A Salvatore Ferragamo Spring/Summer 2008 advertising campaign, and a photo of actress Audrey Hepburn with Ferragamo himself. Photos via Frillr.com and TheDailyPump.com.
SALVATORE FERRAGAMO
Born:
June 5, 1898 in Bonito, Italy
Died:
August 7, 1950 in Tuscany, Italy
Celebrity fans:
Audrey Hepburn, Sophia Loren, Marilyn Monroe, Eva Peron, Judy Garland, Greta Garbo, Andy Warhol, Princess Diana
Beginnings. When Salvatore Ferragamo was nine years old, he made his first pair of shoes for his sisters to wear at their confirmation. He studied shoemaking in Naples, and shortly after he opened a store out of his parents' house. One of his brothers (he was the 11th of 14 children) worked in a cowboy boot factory in Boston, so Ferragamo followed him to work there in 1914, but he stayed there only briefly before he encouraged his brothers to move with him to California. There, he opened a repair shop where he also created made-to-measure shoes, which became popular among Hollywood celebrities.
Career Highs.
His reputation among the celebrity elite allowed Ferragamo to expand into designing shoes for Hollywood films. He became the "Shoemaker of the Stars," but he was not content to stop there. He studied anatomy at the University of Southern California so he could develop a better understanding of how to make footwear comfortable
and beautiful. In 1927, he went back to Italy to design shoes for some of the wealthiest and most influential women of the time. He opened a workshop in Florence that produced around 350 pairs of shoes per day.

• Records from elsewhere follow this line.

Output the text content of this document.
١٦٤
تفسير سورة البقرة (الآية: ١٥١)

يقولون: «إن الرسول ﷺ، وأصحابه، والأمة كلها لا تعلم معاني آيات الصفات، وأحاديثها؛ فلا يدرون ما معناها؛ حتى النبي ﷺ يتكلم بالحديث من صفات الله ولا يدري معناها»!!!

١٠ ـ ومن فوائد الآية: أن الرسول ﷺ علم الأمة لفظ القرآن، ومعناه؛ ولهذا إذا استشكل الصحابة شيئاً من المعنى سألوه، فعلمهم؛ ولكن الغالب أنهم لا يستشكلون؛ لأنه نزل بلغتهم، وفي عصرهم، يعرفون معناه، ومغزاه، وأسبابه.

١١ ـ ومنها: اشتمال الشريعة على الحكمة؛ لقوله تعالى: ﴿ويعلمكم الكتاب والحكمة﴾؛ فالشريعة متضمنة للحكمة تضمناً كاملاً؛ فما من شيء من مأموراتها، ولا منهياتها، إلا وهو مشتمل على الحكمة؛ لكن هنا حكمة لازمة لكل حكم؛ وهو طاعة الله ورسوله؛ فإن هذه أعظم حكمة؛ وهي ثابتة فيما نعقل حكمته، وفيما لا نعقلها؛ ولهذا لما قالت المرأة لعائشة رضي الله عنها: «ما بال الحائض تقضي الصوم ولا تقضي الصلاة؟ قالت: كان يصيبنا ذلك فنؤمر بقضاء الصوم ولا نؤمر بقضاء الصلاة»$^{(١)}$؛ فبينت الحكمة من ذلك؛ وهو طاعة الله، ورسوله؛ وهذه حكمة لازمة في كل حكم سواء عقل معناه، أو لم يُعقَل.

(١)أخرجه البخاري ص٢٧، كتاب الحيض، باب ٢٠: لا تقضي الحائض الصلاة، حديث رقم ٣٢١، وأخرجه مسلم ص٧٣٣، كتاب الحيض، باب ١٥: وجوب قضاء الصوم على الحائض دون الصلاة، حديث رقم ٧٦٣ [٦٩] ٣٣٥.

Normally I do not institute new fashions. There are a number of dress and shoe designers who struggle to be 'different' for the sake of being different, meaning that they want to impose a startling new fashion line upon the woman, but if designers must wait for their customers to become conscious of new styles who, then, determines fashion?…The answer is: new fashion begin in the mind of the designer. He must not stifle all his ideas merely because the world is not yet
ready for them. I have no season.
- Salvatore Ferragamo
An ankle strap platform sandal designed by Ferragamo in 1938.
Career Lows. Ferragamo filed for bankruptcy in 1933 during the Great Depression, due to some problems with the management of his company. However, he came back pretty quickly - in 1938 he bought the Palazzo Spini Feroni, a palace that now houses the company's flagship store and museum.

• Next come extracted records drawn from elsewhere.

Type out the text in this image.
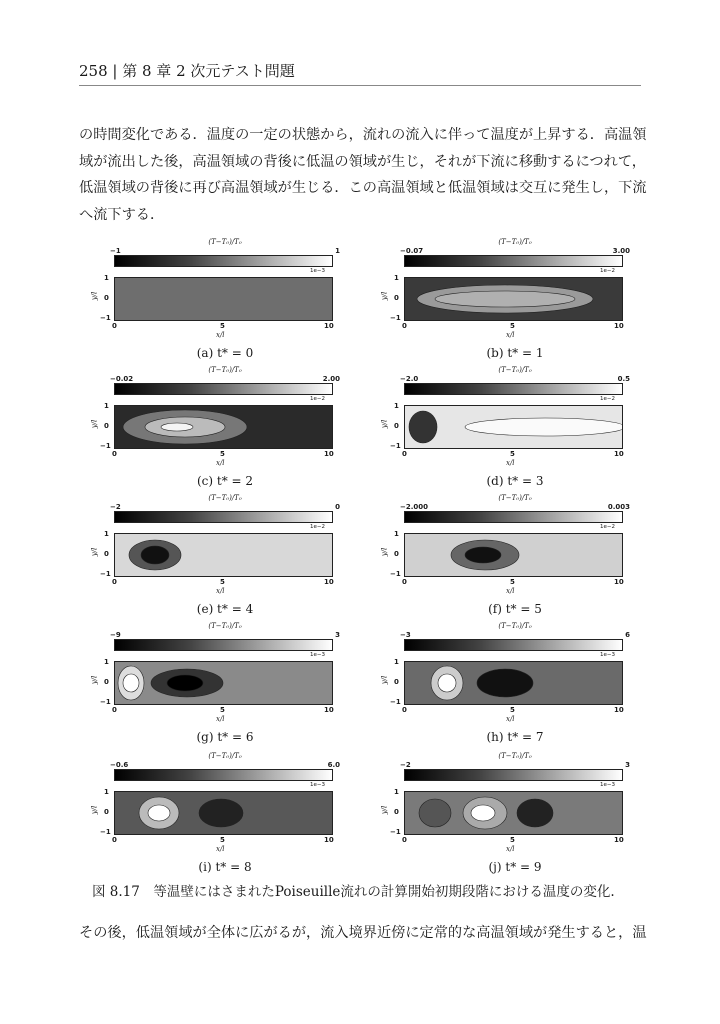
258 | 第 8 章 2 次元テスト問題
の時間変化である．温度の一定の状態から，流れの流入に伴って温度が上昇する．高温領
域が流出した後，高温領域の背後に低温の領域が生じ，それが下流に移動するにつれて，
低温領域の背後に再び高温領域が生じる．この高温領域と低温領域は交互に発生し，下流
へ流下する．
(T−T₀)/T₀
−1	1
1e−3
1
0
−1
y/l
0	5	10
x/l
(a) t* = 0
(T−T₀)/T₀
−0.07	3.00
1e−2
1
0
−1
y/l
0	5	10
x/l
(b) t* = 1
(T−T₀)/T₀
−0.02	2.00
1e−2
1
0
−1
y/l
0	5	10
x/l
(c) t* = 2
(T−T₀)/T₀
−2.0	0.5
1e−2
1
0
−1
y/l
0	5	10
x/l
(d) t* = 3
(T−T₀)/T₀
−2	0
1e−2
1
0
−1
y/l
0	5	10
x/l
(e) t* = 4
(T−T₀)/T₀
−2.000	0.003
1e−2
1
0
−1
y/l
0	5	10
x/l
(f) t* = 5
(T−T₀)/T₀
−9	3
1e−3
1
0
−1
y/l
0	5	10
x/l
(g) t* = 6
(T−T₀)/T₀
−3	6
1e−3
1
0
−1
y/l
0	5	10
x/l
(h) t* = 7
(T−T₀)/T₀
−0.6	6.0
1e−3
1
0
−1
y/l
0	5	10
x/l
(i) t* = 8
(T−T₀)/T₀
−2	3
1e−3
1
0
−1
y/l
0	5	10
x/l
(j) t* = 9
図 8.17　等温壁にはさまれたPoiseuille流れの計算開始初期段階における温度の変化.
その後，低温領域が全体に広がるが，流入境界近傍に定常的な高温領域が発生すると，温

Legacy. Ferragamo is credited with the invention of the cage heel, wedge, and platform styles of shoes. He also introduced new materials to shoemaking, including leather substitutes, raffia, jersey uppers, transparent bakelite and galalith or glass. He made heels out of corks from wine bottles and used a transparent nylon thread to create the "invisible shoe," which is now a footwear staple. He was the first to design shoes built for comfort, using aerodynamic design and building supportive arches. Ferragamo left behind a company that now makes not only shoes, but bags, eyewear, silk accessories, watches, perfumes and a ready-to-wear clothing line.
Salvatore Ferragamo heels worn by Marilyn Monroe.
Get the Look. With Ferragamo, it's all about innovation. Elegance and comfort, he says, are not incompatible. Choose shoes you can walk in that are beautiful as well. He is perhaps best known for creating the wedge sandal, so find one that works with your wardrobe. Don't be afraid to choose a bold color (Ferragamo wasn't!)